Effects of crystal structure on the activity of MnO2 nanorods oxidase mimics

The crystal structures would directly affect the physical and chemical properties of the surface of the material, and would thus influence the catalytic activity of the material. alpha-MnO2, beta-MnO2 and gamma-MnO2 nanorods with the same morphology yet different crystal structures were prepared and tested as oxidase mimics using 3,3',5,5'-tetramethylbenzidine (TMB) as the substrate. beta-MnO2 that exhibited the highest activity had a catalytic constant of 83.75 mu mol center dot m(-2)center dot s(-1), 2.7 and 19.0 times of those of alpha-MnO2 and gamma-MnO2 (30.91 and 4.41 mu mol center dot m(-2)center dot s(-1)), respectively.
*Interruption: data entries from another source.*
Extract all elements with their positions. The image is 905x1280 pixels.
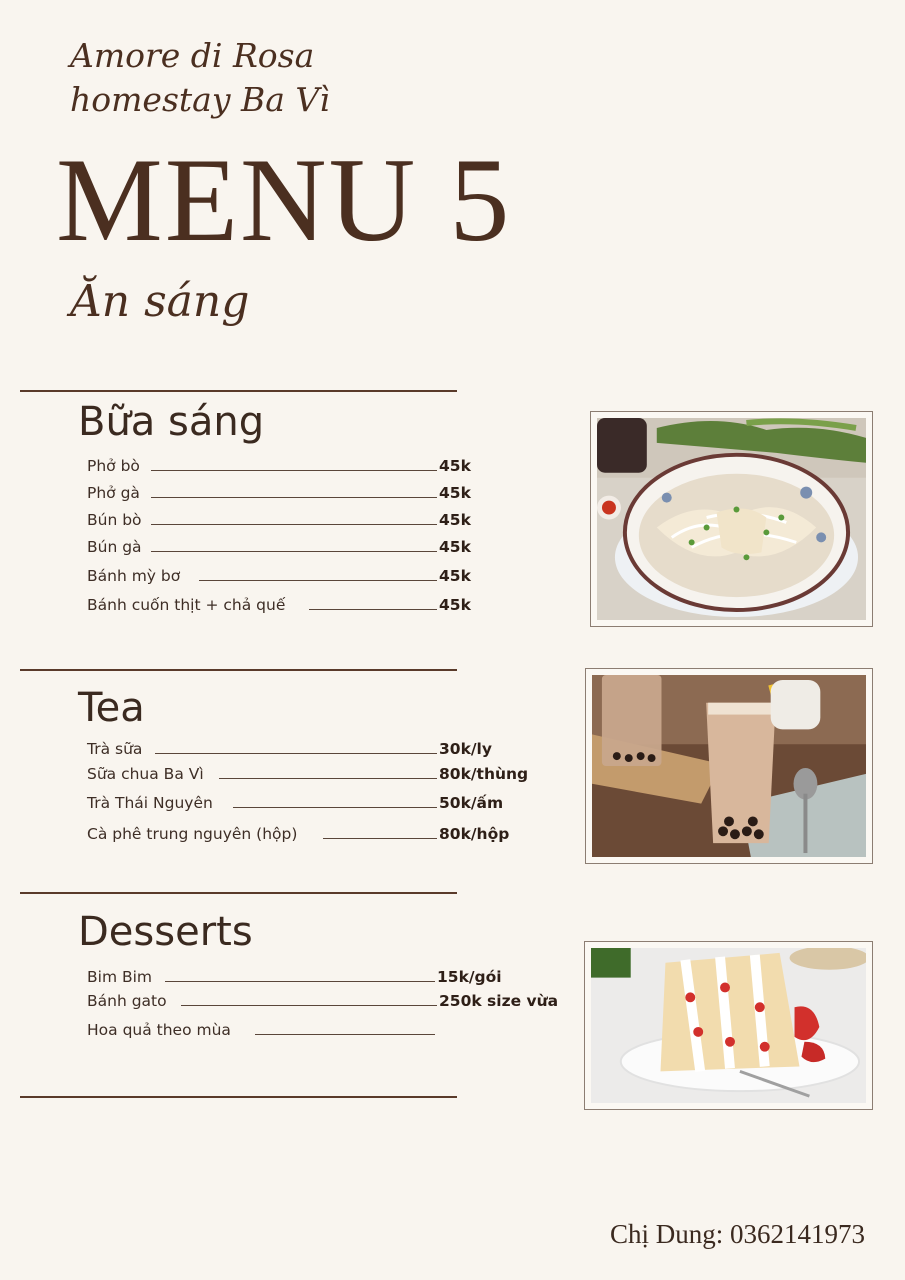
menu-item <box>87 823 567 845</box>
leader-line <box>151 551 437 552</box>
item-name: Hoa quả theo mùa <box>87 1021 231 1039</box>
section-divider <box>20 1096 457 1098</box>
item-price: 45k <box>439 511 471 529</box>
menu-item <box>87 536 567 558</box>
leader-line <box>165 981 435 982</box>
item-price: 50k/ấm <box>439 794 504 812</box>
menu-title: MENU 5 <box>56 133 512 266</box>
item-name: Trà Thái Nguyên <box>87 794 213 812</box>
menu-item <box>87 455 567 477</box>
noodle-soup-bowl-icon <box>597 418 866 620</box>
leader-line <box>199 580 437 581</box>
menu-item <box>87 763 567 785</box>
item-name: Bim Bim <box>87 968 153 986</box>
section-title-tea: Tea <box>78 685 145 731</box>
menu-item <box>87 990 567 1012</box>
menu-item <box>87 792 567 814</box>
item-price: 80k/thùng <box>439 765 529 783</box>
item-name: Bún bò <box>87 511 142 529</box>
leader-line <box>233 807 437 808</box>
homestay-brand <box>70 34 330 122</box>
leader-line <box>151 524 437 525</box>
leader-line <box>151 497 437 498</box>
item-name: Bánh cuốn thịt + chả quế <box>87 596 286 614</box>
item-price: 80k/hộp <box>439 825 510 843</box>
item-name: Cà phê trung nguyên (hộp) <box>87 825 298 843</box>
item-name: Sữa chua Ba Vì <box>87 765 204 783</box>
item-name: Phở gà <box>87 484 140 502</box>
section-divider <box>20 669 457 671</box>
leader-line <box>255 1034 435 1035</box>
item-price: 45k <box>439 567 471 585</box>
menu-item <box>87 594 567 616</box>
item-name: Bánh mỳ bơ <box>87 567 181 585</box>
menu-item <box>87 565 567 587</box>
menu-item <box>87 966 567 988</box>
brand-line-1: Amore di Rosa <box>70 36 315 75</box>
dessert-photo <box>584 941 873 1110</box>
brand-line-2: homestay Ba Vì <box>70 80 330 119</box>
item-price: 45k <box>439 484 471 502</box>
item-price: 15k/gói <box>437 968 502 986</box>
menu-subtitle: Ăn sáng <box>70 276 250 327</box>
leader-line <box>181 1005 437 1006</box>
item-name: Phở bò <box>87 457 140 475</box>
strawberry-cake-slice-icon <box>591 948 866 1103</box>
breakfast-photo <box>590 411 873 627</box>
menu-item <box>87 1019 567 1041</box>
item-price: 45k <box>439 457 471 475</box>
leader-line <box>219 778 437 779</box>
menu-item <box>87 738 567 760</box>
item-price: 30k/ly <box>439 740 492 758</box>
bubble-milk-tea-icon <box>592 675 866 857</box>
section-title-desserts: Desserts <box>78 909 253 955</box>
section-divider <box>20 892 457 894</box>
item-price: 250k size vừa <box>439 992 559 1010</box>
leader-line <box>323 838 437 839</box>
item-name: Bún gà <box>87 538 142 556</box>
section-divider <box>20 390 457 392</box>
leader-line <box>151 470 437 471</box>
leader-line <box>155 753 437 754</box>
item-name: Trà sữa <box>87 740 143 758</box>
menu-item <box>87 509 567 531</box>
leader-line <box>309 609 437 610</box>
contact-info: Chị Dung: 0362141973 <box>609 1219 865 1249</box>
section-title-breakfast: Bữa sáng <box>78 399 265 445</box>
item-name: Bánh gato <box>87 992 167 1010</box>
menu-item <box>87 482 567 504</box>
item-price: 45k <box>439 538 471 556</box>
item-price: 45k <box>439 596 471 614</box>
tea-photo <box>585 668 873 864</box>
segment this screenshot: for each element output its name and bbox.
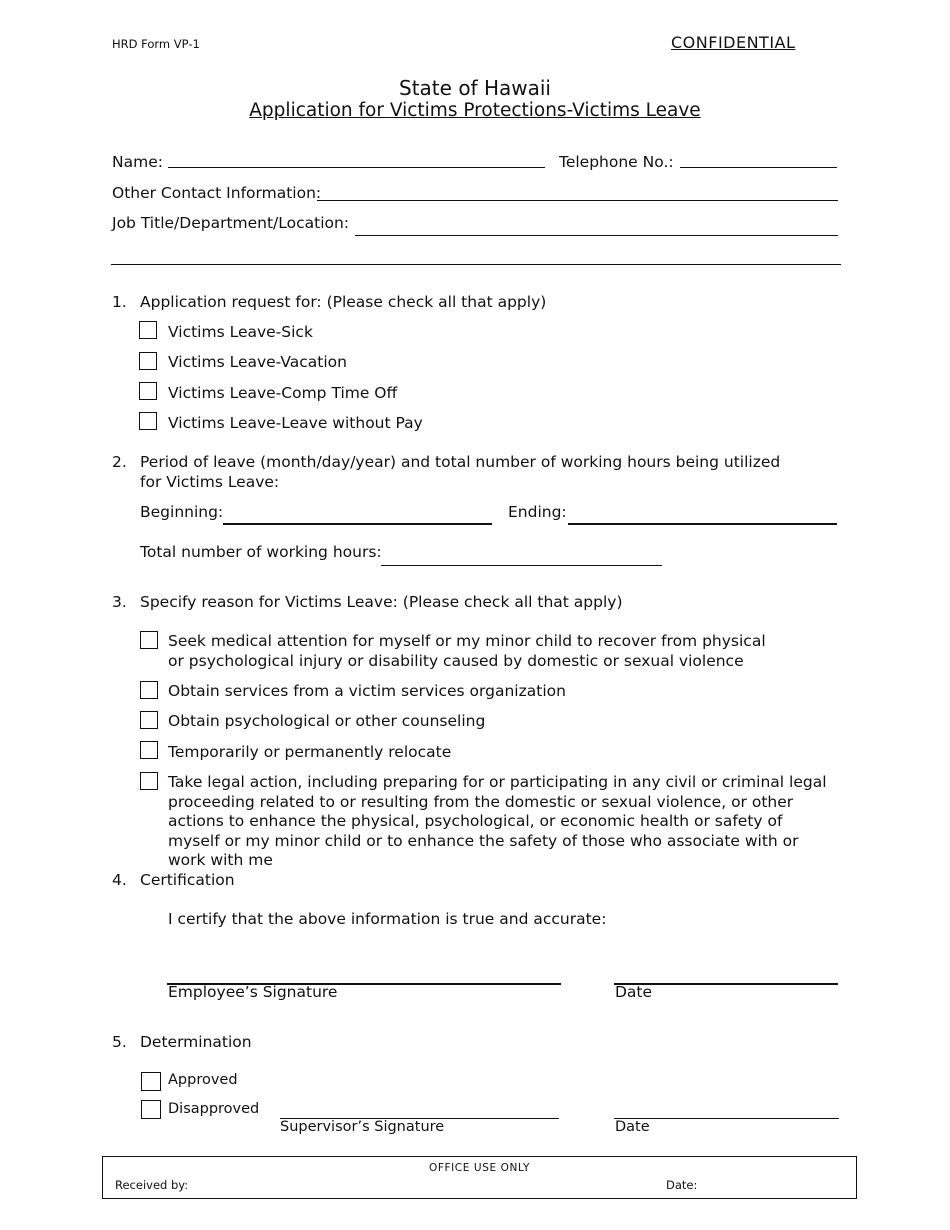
checkbox-reason-relocate[interactable] bbox=[140, 741, 158, 759]
job-label: Job Title/Department/Location: bbox=[112, 214, 350, 232]
checkbox-disapproved[interactable] bbox=[141, 1100, 161, 1119]
employee-date-label: Date bbox=[615, 983, 653, 1001]
section3-number: 3. bbox=[112, 593, 127, 611]
job-field[interactable] bbox=[355, 235, 838, 236]
disapproved-label: Disapproved bbox=[168, 1101, 260, 1117]
reason-relocate: Temporarily or permanently relocate bbox=[168, 743, 452, 761]
form-id: HRD Form VP-1 bbox=[112, 37, 200, 51]
reason-legal: Take legal action, including preparing for or participating in any civil or criminal legal proceeding related to or resulting from the domestic or sexual violence, or other actions to enhance the physical, psychological, or economic health or safety of myself or my minor child or to enhance the safety of those who associate with or work with me bbox=[168, 773, 827, 869]
page-title: State of Hawaii bbox=[399, 76, 551, 100]
reason-medical: Seek medical attention for myself or my minor child to recover from physical or psychological injury or disability caused by domestic or sexual violence bbox=[168, 632, 766, 670]
office-use-box bbox=[102, 1156, 857, 1199]
section5-number: 5. bbox=[112, 1033, 127, 1051]
total-hours-field[interactable] bbox=[381, 565, 662, 566]
checkbox-leave-without-pay[interactable] bbox=[139, 412, 157, 430]
employee-signature-label: Employee’s Signature bbox=[168, 983, 338, 1001]
checkbox-reason-counseling[interactable] bbox=[140, 711, 158, 729]
certification-statement: I certify that the above information is true and accurate: bbox=[168, 910, 607, 928]
name-label: Name: bbox=[112, 153, 163, 171]
option-leave-comp-time: Victims Leave-Comp Time Off bbox=[168, 384, 398, 402]
approved-label: Approved bbox=[168, 1072, 238, 1088]
name-field[interactable] bbox=[168, 167, 545, 168]
section4-number: 4. bbox=[112, 871, 127, 889]
checkbox-leave-sick[interactable] bbox=[139, 321, 157, 339]
checkbox-leave-comp-time[interactable] bbox=[139, 382, 157, 400]
beginning-field[interactable] bbox=[223, 523, 492, 525]
office-use-heading: OFFICE USE ONLY bbox=[428, 1162, 531, 1174]
section2-number: 2. bbox=[112, 453, 127, 471]
reason-counseling: Obtain psychological or other counseling bbox=[168, 712, 486, 730]
ending-field[interactable] bbox=[568, 523, 837, 525]
checkbox-reason-legal[interactable] bbox=[140, 772, 158, 790]
job-field-continuation[interactable] bbox=[111, 264, 841, 265]
section4-heading: Certification bbox=[140, 871, 235, 889]
page-subtitle: Application for Victims Protections-Victims Leave bbox=[249, 100, 701, 121]
office-date-label: Date: bbox=[666, 1178, 698, 1192]
supervisor-signature-label: Supervisor’s Signature bbox=[280, 1119, 445, 1135]
total-hours-label: Total number of working hours: bbox=[140, 543, 382, 561]
received-by-label: Received by: bbox=[115, 1178, 189, 1192]
section1-number: 1. bbox=[112, 293, 127, 311]
telephone-field[interactable] bbox=[680, 167, 837, 168]
option-leave-sick: Victims Leave-Sick bbox=[168, 323, 313, 341]
section1-heading: Application request for: (Please check all that apply) bbox=[140, 293, 547, 311]
checkbox-reason-services[interactable] bbox=[140, 681, 158, 699]
checkbox-leave-vacation[interactable] bbox=[139, 352, 157, 370]
section2-heading: Period of leave (month/day/year) and total number of working hours being utilized for Victims Leave: bbox=[140, 453, 781, 491]
telephone-label: Telephone No.: bbox=[559, 153, 674, 171]
ending-label: Ending: bbox=[508, 503, 567, 521]
option-leave-vacation: Victims Leave-Vacation bbox=[168, 353, 347, 371]
checkbox-approved[interactable] bbox=[141, 1072, 161, 1091]
supervisor-date-label: Date bbox=[615, 1119, 650, 1135]
option-leave-without-pay: Victims Leave-Leave without Pay bbox=[168, 414, 423, 432]
other-contact-label: Other Contact Information: bbox=[112, 184, 322, 202]
confidential-label: CONFIDENTIAL bbox=[671, 33, 796, 52]
section5-heading: Determination bbox=[140, 1033, 252, 1051]
other-contact-field[interactable] bbox=[317, 200, 838, 201]
section3-heading: Specify reason for Victims Leave: (Please check all that apply) bbox=[140, 593, 623, 611]
checkbox-reason-medical[interactable] bbox=[140, 631, 158, 649]
reason-services: Obtain services from a victim services organization bbox=[168, 682, 566, 700]
beginning-label: Beginning: bbox=[140, 503, 224, 521]
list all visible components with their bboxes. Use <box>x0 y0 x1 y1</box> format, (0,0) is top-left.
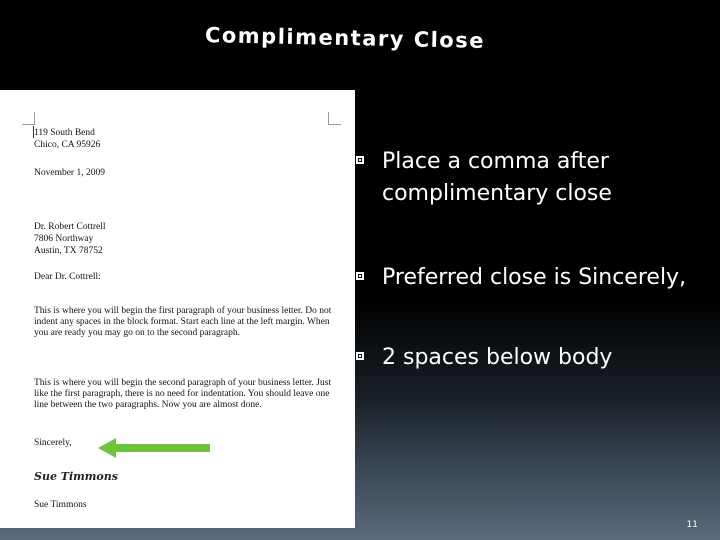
bullet-item: 2 spaces below body <box>356 342 696 374</box>
slide-title: Complimentary Close <box>204 23 486 53</box>
complimentary-close: Sincerely, <box>34 438 72 448</box>
bullet-item: Preferred close is Sincerely, <box>356 262 696 294</box>
letter-date: November 1, 2009 <box>34 168 105 178</box>
square-bullet-icon <box>356 352 364 360</box>
recipient-line: Austin, TX 78752 <box>34 246 103 256</box>
square-bullet-icon <box>356 156 364 164</box>
recipient-line: 7806 Northway <box>34 234 94 244</box>
square-bullet-icon <box>356 272 364 280</box>
body-paragraph-1: This is where you will begin the first paragraph of your business letter. Do not indent any spaces in the block format. Start each line at the left margin. When you are ready you may go on to the second paragraph. <box>34 306 332 338</box>
page-corner-marker <box>328 112 341 125</box>
typed-name: Sue Timmons <box>34 500 87 510</box>
bullet-item: Place a comma after complimentary close <box>356 146 696 210</box>
recipient-line: Dr. Robert Cottrell <box>34 222 106 232</box>
salutation: Dear Dr. Cottrell: <box>34 272 101 282</box>
handwritten-signature: Sue Timmons <box>34 470 118 483</box>
slide-number: 11 <box>686 520 698 530</box>
green-arrow-icon <box>98 438 213 458</box>
page-corner-marker <box>22 112 35 125</box>
sender-address-line: Chico, CA 95926 <box>34 140 101 150</box>
letter-image <box>0 90 355 528</box>
body-paragraph-2: This is where you will begin the second paragraph of your business letter. Just like the first paragraph, there is no need for indentation. You should leave one line between the two paragraphs. Now you are almost done. <box>34 378 332 410</box>
sender-address-line: 119 South Bend <box>34 128 95 138</box>
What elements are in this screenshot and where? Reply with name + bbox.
The characterization results showed that there were more surface hydroxyls as well as more Mn4+ on the surface of the beta-MnO2 nanorods. The surface hydroxyls were conducive to the oxidation reaction, while Mn4+ was conducive to the regeneration of surface hydroxyls. The synergistic effect of the two factors significantly improved the activity of beta-MnO2 oxidase mimic. Using beta-MnO2, a beta-MnO2-TMB-GSH system was established to detect the content of glutathione (GSH) rapidly and sensitively by colorimetry. This method had a wide detection range (0.11-45 mu M) and a low detection limit (0.1 mu M), and had been successfully applied to GSH quantification in human serum samples.